Assessment of the child's respiratory and fluid status, skin color, breathing effort and abnormal sounds of breathing, chest retraction, capillary filling time, secretions, vital signs and edema every 1–4 h is important. Any deviation from the baseline is required to be reported.

Chest physiotherapy is required every 4 h as tolerated, suction should be performed 4 times per day as and when required and oxygen should be administered if necessary. Chest physiotherapy and suctioning help to remove mucus from the airways and lungs. The condition of the skin surface should be monitored if required. Bronchodilators should be administered to increase the airflow to the alveoli and diuretics should be added to reduce the risk of fluid retention and pulmonary edema, thereby improving the respiratory function.

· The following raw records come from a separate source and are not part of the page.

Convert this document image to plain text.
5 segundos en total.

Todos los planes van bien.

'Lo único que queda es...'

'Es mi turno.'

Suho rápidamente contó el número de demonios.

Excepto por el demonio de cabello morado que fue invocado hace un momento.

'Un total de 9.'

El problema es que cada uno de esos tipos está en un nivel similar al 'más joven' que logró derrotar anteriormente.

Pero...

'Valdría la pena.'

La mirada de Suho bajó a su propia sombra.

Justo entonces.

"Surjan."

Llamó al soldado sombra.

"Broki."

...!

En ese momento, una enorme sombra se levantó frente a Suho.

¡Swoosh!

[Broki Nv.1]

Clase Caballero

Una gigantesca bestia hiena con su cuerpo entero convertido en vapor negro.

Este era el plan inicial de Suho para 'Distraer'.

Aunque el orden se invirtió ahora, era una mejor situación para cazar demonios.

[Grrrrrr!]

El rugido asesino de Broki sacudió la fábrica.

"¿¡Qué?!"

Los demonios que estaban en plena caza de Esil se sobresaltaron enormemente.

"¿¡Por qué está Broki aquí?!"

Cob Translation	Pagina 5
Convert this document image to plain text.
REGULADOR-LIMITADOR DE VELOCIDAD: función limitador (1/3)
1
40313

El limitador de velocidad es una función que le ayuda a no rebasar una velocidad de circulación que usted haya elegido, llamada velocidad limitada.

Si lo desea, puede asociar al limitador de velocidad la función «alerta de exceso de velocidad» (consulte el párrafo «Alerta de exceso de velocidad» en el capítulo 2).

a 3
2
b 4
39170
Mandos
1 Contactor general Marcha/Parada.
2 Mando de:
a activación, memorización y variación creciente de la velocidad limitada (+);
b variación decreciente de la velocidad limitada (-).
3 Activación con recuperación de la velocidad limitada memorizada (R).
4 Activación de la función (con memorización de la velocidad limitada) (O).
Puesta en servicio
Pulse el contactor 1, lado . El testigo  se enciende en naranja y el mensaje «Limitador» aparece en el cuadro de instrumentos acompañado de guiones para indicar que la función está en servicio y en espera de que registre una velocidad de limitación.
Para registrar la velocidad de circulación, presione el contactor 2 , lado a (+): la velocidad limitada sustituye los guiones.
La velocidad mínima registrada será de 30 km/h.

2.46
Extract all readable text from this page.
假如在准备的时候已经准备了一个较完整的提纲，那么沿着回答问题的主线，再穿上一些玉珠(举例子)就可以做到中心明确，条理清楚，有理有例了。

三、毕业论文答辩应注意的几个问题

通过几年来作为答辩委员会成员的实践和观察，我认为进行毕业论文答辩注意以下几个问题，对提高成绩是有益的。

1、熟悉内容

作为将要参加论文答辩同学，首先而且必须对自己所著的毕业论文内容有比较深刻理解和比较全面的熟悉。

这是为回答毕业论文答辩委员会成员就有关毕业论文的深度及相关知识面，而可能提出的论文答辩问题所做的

Fluid intake and output should be carefully monitored in order to maintain adequate hydration, along with regular assessment of electrolyte levels and an increased fluid intake, if no contraindications exist. Close monitoring is important, as infants with BPD are susceptible to lower respiratory tract infections, hypertension and respiratory failure. Daily measurement of body weight, without clothes and with the same scales, is required in order to determine weight changes.

The diet plan of the child should be established according to the advice of a dietician, who should be informed on whether the child requires a high-calorie diet. In addition, the infants should be fed over a long time interval after which the infants need to be held in an upright position in order to enable them to burp. Feeding through a nasogastric (NG) tube, whenever required, particularly at night, and checking the placement of the NG tube prior to feeding to avoid aspiration are important care-taking steps in the management of BPD.

Regular care of the child with regard to bathing, clearing the airways and maintaining the skin is important along with informing parents about the details of the treatment and care of the baby with follow-up instructions.

BPD has continued to be a major complication of preterm birth since its first description 50 years ago. BPD is mainly characterized by various abnormalities in the development of the lungs. New therapies for the prevention and treatment of BPD are emerging and may result in an improvement of pre-mature infants in the long term. One of them is the use of rhSOD, which proved to be beneficial. Studies for assessing advanced therapies for the prevention and treatment of BPD and its long-term sequelae are yet to be performed/completed. The objective of our review was to correlate the pathogenesis of BPD and the treatment aspects to facilitate the development and application of improved and advanced therapies in order to not only treat the condition but also to prevent it. However, not all of the mechanisms leading to lung injury are completely understood. BPD is still one of the most vexing challenges in prematurity. Stem cell therapy may the most promising and fascinating method in the future.